The studio was put together in just three weeks. It features a 120-metre interactive LED screen and comes with a staff of around 20 events professional, AV technicians and logistics managers to ensure virtual events run smoothly.

The studio was also integrated with Oslofjord Convention Center’s pre-existing app. The app allows viewers to participate in the virtual event by submitting questions, sharing photos and videos, and taking part in votes. There are also two-way communication solutions, linking those in the studio with virtual attendees – allowing delegates to easily invite speakers, or others, from around the globe to participate.
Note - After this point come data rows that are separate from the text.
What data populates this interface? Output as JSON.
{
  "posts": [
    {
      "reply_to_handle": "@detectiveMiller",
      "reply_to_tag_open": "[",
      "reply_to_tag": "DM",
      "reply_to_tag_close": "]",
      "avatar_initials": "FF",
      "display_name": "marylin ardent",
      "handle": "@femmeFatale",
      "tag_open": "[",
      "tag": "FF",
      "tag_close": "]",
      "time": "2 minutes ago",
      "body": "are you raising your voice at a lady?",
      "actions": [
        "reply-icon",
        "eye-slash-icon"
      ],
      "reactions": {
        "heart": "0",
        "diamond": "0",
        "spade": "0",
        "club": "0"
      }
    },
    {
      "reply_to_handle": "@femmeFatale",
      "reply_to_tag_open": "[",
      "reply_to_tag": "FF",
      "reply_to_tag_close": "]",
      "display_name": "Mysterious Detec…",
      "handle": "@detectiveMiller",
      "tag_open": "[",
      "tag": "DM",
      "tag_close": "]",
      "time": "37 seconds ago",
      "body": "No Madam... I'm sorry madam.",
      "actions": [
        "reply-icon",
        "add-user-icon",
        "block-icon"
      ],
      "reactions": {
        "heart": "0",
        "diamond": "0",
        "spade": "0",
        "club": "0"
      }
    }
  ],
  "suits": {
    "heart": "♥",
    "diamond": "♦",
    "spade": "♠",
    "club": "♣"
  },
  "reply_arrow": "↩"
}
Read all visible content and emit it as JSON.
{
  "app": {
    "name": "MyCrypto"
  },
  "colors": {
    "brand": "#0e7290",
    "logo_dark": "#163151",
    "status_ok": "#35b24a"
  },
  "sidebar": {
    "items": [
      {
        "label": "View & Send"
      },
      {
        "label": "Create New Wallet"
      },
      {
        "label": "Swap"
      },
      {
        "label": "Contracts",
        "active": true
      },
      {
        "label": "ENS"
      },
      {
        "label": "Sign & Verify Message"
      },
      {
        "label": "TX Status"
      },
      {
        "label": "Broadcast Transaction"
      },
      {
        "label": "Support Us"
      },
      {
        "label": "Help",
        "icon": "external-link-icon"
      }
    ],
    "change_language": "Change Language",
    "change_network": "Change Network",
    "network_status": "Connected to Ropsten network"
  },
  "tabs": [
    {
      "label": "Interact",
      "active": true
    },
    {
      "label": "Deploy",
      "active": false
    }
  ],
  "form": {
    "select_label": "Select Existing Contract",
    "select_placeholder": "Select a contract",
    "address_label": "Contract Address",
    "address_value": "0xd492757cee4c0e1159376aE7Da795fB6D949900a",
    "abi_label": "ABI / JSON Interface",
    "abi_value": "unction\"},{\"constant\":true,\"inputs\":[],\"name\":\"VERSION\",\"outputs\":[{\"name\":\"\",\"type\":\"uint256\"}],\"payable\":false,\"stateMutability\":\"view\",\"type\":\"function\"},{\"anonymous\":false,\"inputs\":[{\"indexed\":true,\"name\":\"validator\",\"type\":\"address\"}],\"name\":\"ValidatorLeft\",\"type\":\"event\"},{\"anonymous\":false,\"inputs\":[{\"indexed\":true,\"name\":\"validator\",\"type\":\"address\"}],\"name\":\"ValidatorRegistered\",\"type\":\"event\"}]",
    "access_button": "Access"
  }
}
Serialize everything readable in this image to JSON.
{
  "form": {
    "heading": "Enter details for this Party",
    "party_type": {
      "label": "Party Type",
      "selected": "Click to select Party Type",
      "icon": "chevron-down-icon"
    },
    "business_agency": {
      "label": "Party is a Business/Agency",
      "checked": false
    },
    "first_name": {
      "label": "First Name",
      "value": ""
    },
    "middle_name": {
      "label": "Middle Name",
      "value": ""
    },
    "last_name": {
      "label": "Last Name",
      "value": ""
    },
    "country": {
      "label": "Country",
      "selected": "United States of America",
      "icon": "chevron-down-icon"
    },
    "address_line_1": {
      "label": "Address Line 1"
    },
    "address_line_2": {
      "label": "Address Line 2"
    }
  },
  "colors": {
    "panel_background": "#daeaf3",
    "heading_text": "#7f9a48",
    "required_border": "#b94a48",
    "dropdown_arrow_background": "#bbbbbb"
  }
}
Despite the cost of the studio, including the equipment tallying an eye-watering 38 million Norwegian kroner (£3.2m), Lauchenauer and his team were conscious not to pass this cost onto the studio’s first client.

“Originally, we had planned a physical event with more than 10,000 people and budgeted around 12 million Norwegian kroner,” BCC comms manager, Berit Hustad Nilsen told AMI.

“As we had to cancel that and carry out an online event, the costs were reduced to about 8 million kroner.”

Despite the short lead time to turn the physical event virtual, the event went off without a hitch.

“All our members were invited to the online event, about 15‐to-20,000 people from the whole world, ” Nilsen added. “We peaked at 10,700 online users simultaneously, but we assume that that number corresponds to at least 12,000 participants.”

BCC made full use of the technology available to them. “Participants who had checked in via the app had their profile pictures displayed on a world map on the LED screen which showed where they were watching from,” Nilsen said.

Despite the challenges of going online in such a short time, the conference received a big thumbs up.

“The feedback was overwhelmingly positive. I guess we surpassed everybody’s expectations as to how much it was possible to carry out in three weeks.

“It was a plus that we got continuous feedback throughout the broadcasts, no matter where the attendees where situated. Members based in Africa, who usually are not financially capable of travelling to Norway, were, for the first time, equally represented and equally participating in our Easter Conference.”